Tant d’années au service du Khanat, tout ça pour finir dans les Brumes. Lorsqu’Ils sauront ce que j’ai découvert, un Pacificateur sera envoyé, c’est certain. Je ne sais même pas pourquoi je perds mon temps à l’écrire ; comme ma mémoire, ces mots seront effacés.
Les mots. Ce sont les mots, justement, qui m’ont mené là et feront de moi un nouvel Oublieux dans quelques heures.
Dans tout le Khanat, les mots sont là. Qui fait attention à l’incroyable variété des mots employés ? Les jbovelcli sont là pour “redresser” les mots, pour que les ras parlent la seule langue acceptable, la langue sacrée. Mais, sans cesse, les particularismes régionaux reviennent, déforment les mots officiels, au point de les rendre méconnaissables. Tout le monde ferme les yeux sur le fait que les langues de chaque kastron n’ont pourtant strictement rien à voir avec la langue officielle. Ce n’est pas qu’une histoire de son, mais de grammaire, de sens. Les habitants des plaines, pourtant proches de Natca, parlent en général un patois baptisé “fasybau”, qui n'a rien à voir avec le lojban. Et qui est conscient qu’on retrouve des écritures en fasybau sur des cailloux vieux de plusieurs éons ? D’autres ra, spontanément, utilisent des mots de glibau. Le glibau… Une drôle de langue qui avale les r et les x, et qui trouve à se glisser même dans des textes officiels conservés dans la Grande Bibliothèque.
Particularisme régional ? C’est ce que j’ai cru pendant longtemps, avant de commencer à faire les liens avec ces archives qu’on trouvait ici et là dans le Khanat.

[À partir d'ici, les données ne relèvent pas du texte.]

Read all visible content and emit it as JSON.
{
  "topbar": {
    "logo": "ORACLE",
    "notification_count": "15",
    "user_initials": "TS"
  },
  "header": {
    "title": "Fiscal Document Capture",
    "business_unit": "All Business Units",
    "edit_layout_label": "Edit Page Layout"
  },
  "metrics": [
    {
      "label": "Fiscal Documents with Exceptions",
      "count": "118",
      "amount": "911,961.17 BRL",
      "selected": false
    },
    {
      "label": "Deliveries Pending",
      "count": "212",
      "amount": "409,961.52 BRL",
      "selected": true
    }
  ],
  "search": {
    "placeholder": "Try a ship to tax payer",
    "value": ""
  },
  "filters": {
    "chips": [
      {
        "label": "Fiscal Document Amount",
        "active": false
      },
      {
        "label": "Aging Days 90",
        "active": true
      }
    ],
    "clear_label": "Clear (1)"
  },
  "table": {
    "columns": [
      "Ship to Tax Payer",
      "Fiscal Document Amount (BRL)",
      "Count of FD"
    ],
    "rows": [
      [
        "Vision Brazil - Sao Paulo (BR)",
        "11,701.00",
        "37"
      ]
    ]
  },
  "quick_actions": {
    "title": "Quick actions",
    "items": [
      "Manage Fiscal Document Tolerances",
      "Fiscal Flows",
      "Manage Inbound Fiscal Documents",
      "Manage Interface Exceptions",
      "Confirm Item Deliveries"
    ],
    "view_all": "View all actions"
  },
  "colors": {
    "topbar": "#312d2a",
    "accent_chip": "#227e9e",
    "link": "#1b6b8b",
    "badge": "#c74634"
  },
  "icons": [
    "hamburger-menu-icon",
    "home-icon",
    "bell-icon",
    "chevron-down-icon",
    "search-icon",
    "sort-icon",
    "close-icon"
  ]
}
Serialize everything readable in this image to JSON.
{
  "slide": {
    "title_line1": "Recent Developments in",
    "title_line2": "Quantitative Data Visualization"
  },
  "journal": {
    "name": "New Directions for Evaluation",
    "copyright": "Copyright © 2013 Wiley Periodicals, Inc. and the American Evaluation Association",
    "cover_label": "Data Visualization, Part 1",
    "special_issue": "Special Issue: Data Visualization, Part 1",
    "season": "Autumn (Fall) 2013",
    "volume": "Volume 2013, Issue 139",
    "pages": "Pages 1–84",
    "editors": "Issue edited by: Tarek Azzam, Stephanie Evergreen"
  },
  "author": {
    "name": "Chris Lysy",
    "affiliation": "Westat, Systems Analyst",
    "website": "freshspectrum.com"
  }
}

Dans les ruines envahies par la végétation qu’on trouve un peu partout à la surface, à Culno, ce ne sont pas toujours les glyphes immémoriaux qui sont gravés sur les murs, mais une autre écriture cursive et complètement inconnue. Ces signes étranges, ces mots éloignés de toute racine lojban, se sont mis à devenir une obsession. Était-ce un code ancien, menant à d’antiques secrets ?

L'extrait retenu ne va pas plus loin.